Heineken expects “impairment and other non-cash exceptional charges of approximately EUR 0.4 billion in total,” while Carlsberg did not immediately quantify the effect. In a statement, Carlsberg said that “the business will be reassessed at fair value, which will result in a substantial non-cash impairment charge. In 2021, the business in Russia reported revenue and operating profit of DKK 6.5bn and DKK 682m respectively.” Further details on the accounting impact of the planned disposal and the reintroduction of earnings guidance will be published later.
The announced step is not easy for both brewers, as Russia is the world's fifth largest country in terms of beer consumption. Especially for Carlsberg it is a major step since Carlsberg last year achieved 10% of its total sales and 6% of its operating profits in Russia.
For Heineken the decision is less painful as Russia makes up only around 2% of its global sales.
While Carlsberg and Heineken, the # 1 and 3 in the Russian beer market both took a clear position in respect to Russia`s invasion of the Ukraine, AB InBev that has a joint venture in Ukraine and Russia with Turkish brewer Anadolu Efes is more vague about the future of its business in Russia.
On March, 11 AB InBev issued a press statement saying: “We do not have a controlling stake at the joint venture and do not consolidate it in our accounts.
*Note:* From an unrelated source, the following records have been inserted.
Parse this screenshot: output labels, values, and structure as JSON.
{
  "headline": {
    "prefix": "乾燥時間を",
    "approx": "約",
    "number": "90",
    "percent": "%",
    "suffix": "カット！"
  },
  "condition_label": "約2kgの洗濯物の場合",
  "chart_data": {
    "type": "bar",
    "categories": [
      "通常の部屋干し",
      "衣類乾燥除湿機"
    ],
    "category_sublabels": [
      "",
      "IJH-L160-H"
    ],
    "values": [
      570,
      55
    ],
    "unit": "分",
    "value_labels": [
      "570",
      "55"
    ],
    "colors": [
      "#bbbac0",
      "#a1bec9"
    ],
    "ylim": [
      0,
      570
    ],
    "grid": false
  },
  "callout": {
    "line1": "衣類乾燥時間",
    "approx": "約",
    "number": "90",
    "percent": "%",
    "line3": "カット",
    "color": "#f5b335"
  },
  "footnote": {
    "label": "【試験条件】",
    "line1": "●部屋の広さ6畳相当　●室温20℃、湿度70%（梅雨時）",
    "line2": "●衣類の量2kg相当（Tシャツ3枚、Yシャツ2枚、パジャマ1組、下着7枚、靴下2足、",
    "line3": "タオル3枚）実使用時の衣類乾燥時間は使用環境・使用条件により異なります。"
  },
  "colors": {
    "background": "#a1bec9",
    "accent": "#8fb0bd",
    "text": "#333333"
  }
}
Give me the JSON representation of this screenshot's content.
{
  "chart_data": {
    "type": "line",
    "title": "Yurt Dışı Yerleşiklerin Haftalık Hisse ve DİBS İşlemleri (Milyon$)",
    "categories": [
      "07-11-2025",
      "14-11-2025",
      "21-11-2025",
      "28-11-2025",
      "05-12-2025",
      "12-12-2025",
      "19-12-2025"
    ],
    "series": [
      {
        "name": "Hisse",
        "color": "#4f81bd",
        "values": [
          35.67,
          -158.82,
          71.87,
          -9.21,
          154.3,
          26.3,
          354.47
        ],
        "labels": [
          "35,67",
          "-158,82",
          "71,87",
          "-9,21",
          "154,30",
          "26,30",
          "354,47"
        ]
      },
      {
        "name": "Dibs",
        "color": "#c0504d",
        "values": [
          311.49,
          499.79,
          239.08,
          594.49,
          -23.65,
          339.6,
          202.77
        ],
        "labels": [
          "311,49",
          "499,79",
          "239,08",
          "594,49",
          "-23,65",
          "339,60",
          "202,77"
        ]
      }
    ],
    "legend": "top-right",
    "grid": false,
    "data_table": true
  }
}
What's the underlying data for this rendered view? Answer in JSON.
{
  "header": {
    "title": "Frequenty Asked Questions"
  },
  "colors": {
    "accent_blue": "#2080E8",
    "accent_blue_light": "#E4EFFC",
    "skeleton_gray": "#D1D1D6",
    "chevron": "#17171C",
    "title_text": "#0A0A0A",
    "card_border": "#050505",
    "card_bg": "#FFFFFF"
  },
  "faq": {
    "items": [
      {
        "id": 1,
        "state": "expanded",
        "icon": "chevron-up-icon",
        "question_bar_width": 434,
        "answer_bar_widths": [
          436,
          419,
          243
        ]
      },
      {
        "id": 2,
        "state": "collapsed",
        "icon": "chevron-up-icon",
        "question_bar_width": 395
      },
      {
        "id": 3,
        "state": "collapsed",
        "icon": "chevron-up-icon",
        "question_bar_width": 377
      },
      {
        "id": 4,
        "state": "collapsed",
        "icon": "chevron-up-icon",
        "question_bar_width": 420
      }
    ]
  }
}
We have requested the controlling shareholder to suspend the license for the production and sale of Bud in Russia. Furthermore, we are forfeiting all financial benefit from the joint venture operations.” (inside.beer, 11.03.2022)
However, after the new announcements from Heineken and Carlsberg, AB InBev is now also under pressure to terminate its operations in Russia. Most likely, AB InBev CEO Michel Doukeris will not wait for human rights organizations and engaged consumers to place AB InBev and its management against the wall of shame. A new statement is to be expected soon.